Description
Today the official Airflow Helm chart's migrateDatabaseJob only runs forward airflow db migrate. Doing a helm upgrade that targets an older airflowVersion than the one currently running leaves the metadata DB schema ahead of the running image, and the api-server pod fails to start. The chart should reconcile the DB schema in both directions — upgrade and downgrade — based on the dispatched airflowVersion.
Use case/motivation
We operate Airflow on Kubernetes via this chart and ship to multiple environments through CI. We need rollback to be a first-class operation:
- Deploying an older release tag (
helm upgrade with an older airflowVersion) should bring the cluster — schema included — back to that release.

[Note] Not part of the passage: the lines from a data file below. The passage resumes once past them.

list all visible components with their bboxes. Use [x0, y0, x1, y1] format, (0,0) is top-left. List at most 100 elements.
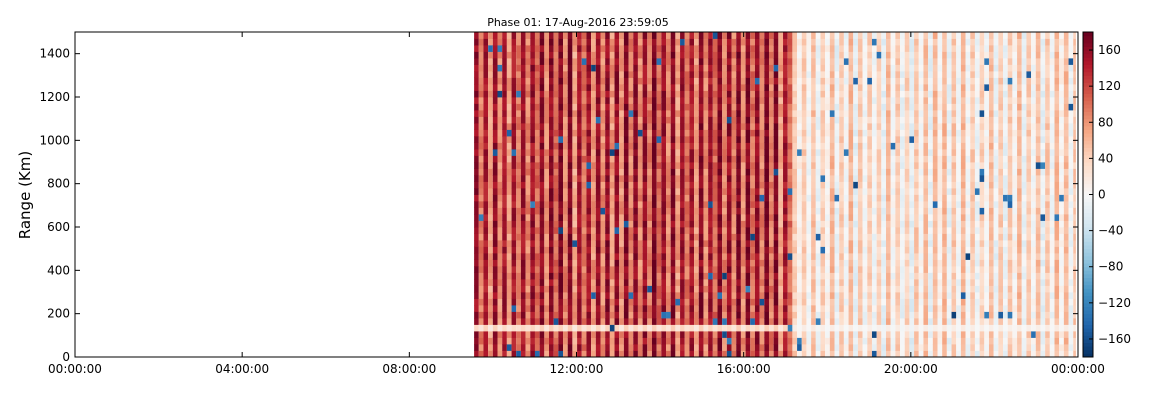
heatmap-cell: [923, 162, 929, 169]
heatmap-cell: [867, 58, 872, 65]
heatmap-cell: [876, 58, 882, 65]
heatmap-cell: [722, 162, 727, 169]
heatmap-cell: [492, 233, 498, 241]
heatmap-cell: [726, 194, 732, 202]
heatmap-cell: [801, 350, 807, 358]
heatmap-cell: [567, 292, 573, 299]
heatmap-cell: [651, 38, 657, 46]
heatmap-cell: [670, 123, 676, 130]
heatmap-cell: [600, 207, 606, 215]
heatmap-cell: [918, 155, 924, 163]
heatmap-cell: [577, 337, 582, 345]
heatmap-cell: [506, 324, 512, 332]
heatmap-cell: [871, 194, 877, 202]
heatmap-cell: [605, 155, 610, 163]
heatmap-cell: [637, 168, 643, 176]
heatmap-cell: [684, 168, 690, 176]
heatmap-cell: [745, 97, 751, 104]
heatmap-cell: [764, 285, 769, 293]
heatmap-cell: [923, 38, 929, 46]
heatmap-cell: [904, 292, 910, 299]
heatmap-cell: [511, 64, 517, 72]
heatmap-cell: [754, 227, 760, 234]
heatmap-cell: [843, 350, 849, 358]
heatmap-cell: [544, 266, 549, 273]
heatmap-cell: [914, 266, 919, 273]
heatmap-cell: [768, 292, 774, 299]
heatmap-cell: [834, 331, 840, 338]
heatmap-cell: [768, 194, 774, 202]
heatmap-cell: [689, 32, 695, 39]
heatmap-cell: [862, 123, 868, 130]
heatmap-cell: [731, 318, 737, 325]
heatmap-cell: [642, 64, 648, 72]
heatmap-cell: [764, 318, 769, 325]
heatmap-cell: [876, 84, 882, 91]
heatmap-cell: [506, 110, 512, 117]
heatmap-cell: [792, 32, 798, 39]
heatmap-cell: [778, 298, 784, 306]
heatmap-cell: [516, 38, 521, 46]
heatmap-cell: [680, 90, 685, 98]
heatmap-cell: [525, 149, 531, 156]
heatmap-cell: [558, 90, 564, 98]
heatmap-cell: [516, 240, 521, 247]
heatmap-cell: [754, 233, 760, 241]
heatmap-cell: [914, 194, 919, 202]
heatmap-cell: [694, 207, 699, 215]
heatmap-cell: [792, 142, 798, 150]
heatmap-cell: [633, 45, 638, 52]
heatmap-cell: [661, 38, 667, 46]
heatmap-cell: [619, 272, 624, 280]
heatmap-cell: [642, 227, 648, 234]
heatmap-cell: [843, 175, 849, 182]
heatmap-cell: [549, 136, 554, 143]
heatmap-cell: [675, 188, 681, 195]
heatmap-cell: [474, 318, 479, 325]
heatmap-cell: [853, 311, 858, 319]
heatmap-cell: [871, 337, 877, 345]
heatmap-cell: [684, 175, 690, 182]
heatmap-cell: [549, 58, 554, 65]
heatmap-cell: [703, 103, 709, 111]
heatmap-cell: [820, 240, 826, 247]
heatmap-cell: [736, 259, 741, 267]
heatmap-cell: [768, 110, 774, 117]
heatmap-cell: [932, 220, 938, 228]
heatmap-cell: [520, 58, 526, 65]
heatmap-cell: [909, 266, 915, 273]
heatmap-cell: [684, 194, 690, 202]
heatmap-cell: [525, 324, 531, 332]
heatmap-cell: [932, 233, 938, 241]
heatmap-cell: [600, 201, 606, 208]
heatmap-cell: [797, 240, 802, 247]
heatmap-cell: [637, 71, 643, 78]
heatmap-cell: [553, 285, 559, 293]
heatmap-cell: [694, 311, 699, 319]
heatmap-cell: [750, 344, 755, 351]
heatmap-cell: [642, 285, 648, 293]
heatmap-cell: [867, 71, 872, 78]
heatmap-cell: [563, 233, 568, 241]
heatmap-cell: [600, 331, 606, 338]
heatmap-cell: [820, 97, 826, 104]
heatmap-cell: [497, 116, 503, 124]
heatmap-cell: [619, 194, 624, 202]
heatmap-cell: [623, 318, 629, 325]
heatmap-cell: [478, 233, 484, 241]
heatmap-cell: [628, 175, 634, 182]
heatmap-cell: [539, 90, 545, 98]
heatmap-cell: [745, 220, 751, 228]
heatmap-cell: [914, 331, 919, 338]
heatmap-cell: [904, 279, 910, 286]
heatmap-cell: [825, 90, 830, 98]
heatmap-cell: [862, 64, 868, 72]
heatmap-cell: [862, 227, 868, 234]
heatmap-cell: [595, 194, 601, 202]
heatmap-cell: [750, 58, 755, 65]
heatmap-cell: [647, 116, 652, 124]
heatmap-cell: [544, 136, 549, 143]
heatmap-cell: [530, 155, 535, 163]
heatmap-cell: [839, 32, 844, 39]
heatmap-cell: [586, 266, 592, 273]
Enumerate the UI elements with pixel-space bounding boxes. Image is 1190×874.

- Today this requires out-of-band tooling: detecting current vs target version, then
kubectl execing into the still-running old api-server pod and invoking airflow db downgrade --to-version <target> --yes before helm starts rolling the new image. We've implemented this as a workflow step driven by a small bash script, but it duplicates logic for every team using the chart and only helps people deploying via GitHub Actions — not ArgoCD, not manual helm.
A chart-native solution would mean: set airflowVersion: <older> in values, run helm upgrade, the chart reconciles the schema, the new (older) pods come up.
Hard constraint that shapes the design
airflow db downgrade --to-version X.Y.Z requires the alembic revision scripts for every revision between the current head and the target. Those scripts only ship inside the image of the version that introduced them. So:
| Direction |
Image that must run the operation |
Why |
| Upgrade (current < target) |
Target image |
Forward revisions ship in the target image |
| Downgrade (current > target) |
Currently running image |
Reverse-direction code for revisions to undo only exists in the current image |
| Same |
none |
No-op |
Today's migrateDatabaseJob is correct for the first row only. A pre-upgrade hook running with airflow_image_for_migrations (the target image) cannot perform a downgrade — the target image doesn't carry the scripts that need to be reversed.
Proposed design — single reconcile job, runtime decision
Helm templates render before any cluster read, so the chart can't pick the action at template time. But it doesn't need to: one job decides at runtime which action is required.
Keep the existing migrateDatabaseJob (rendered as <release>-run-airflow-migrations) — same name, same value keys, same ServiceAccount. Only the hook annotations and the container's command change.
helm.sh/hook helm.sh/hook-weight
───────────── ─────────────────────
pre-install,pre-upgrade 1 <release>-run-airflow-migrations (same job as today)
(Was post-install,post-upgrade — moved to pre-upgrade so the schema is aligned before new pods roll, and so the downgrade branch can kubectl exec into still-running old pods.)
Container runs with the chart-templated target image. Pseudocode:
target=$AIRFLOW_TARGET_VERSION # injected from .Values.airflowVersion
current=$(discover_current_version) # query alembic_version table + mapping shipped in chart
case in
current == "" ) exec airflow db migrate ;; # fresh install
current == target ) exit 0 ;; # no-op
current < target ) exec airflow db migrate ;; # forward — target image has the scripts
current > target ) # backward — must use old image
old_pod=$(kubectl get pod -l component=api-server -o jsonpath='...' | head -1)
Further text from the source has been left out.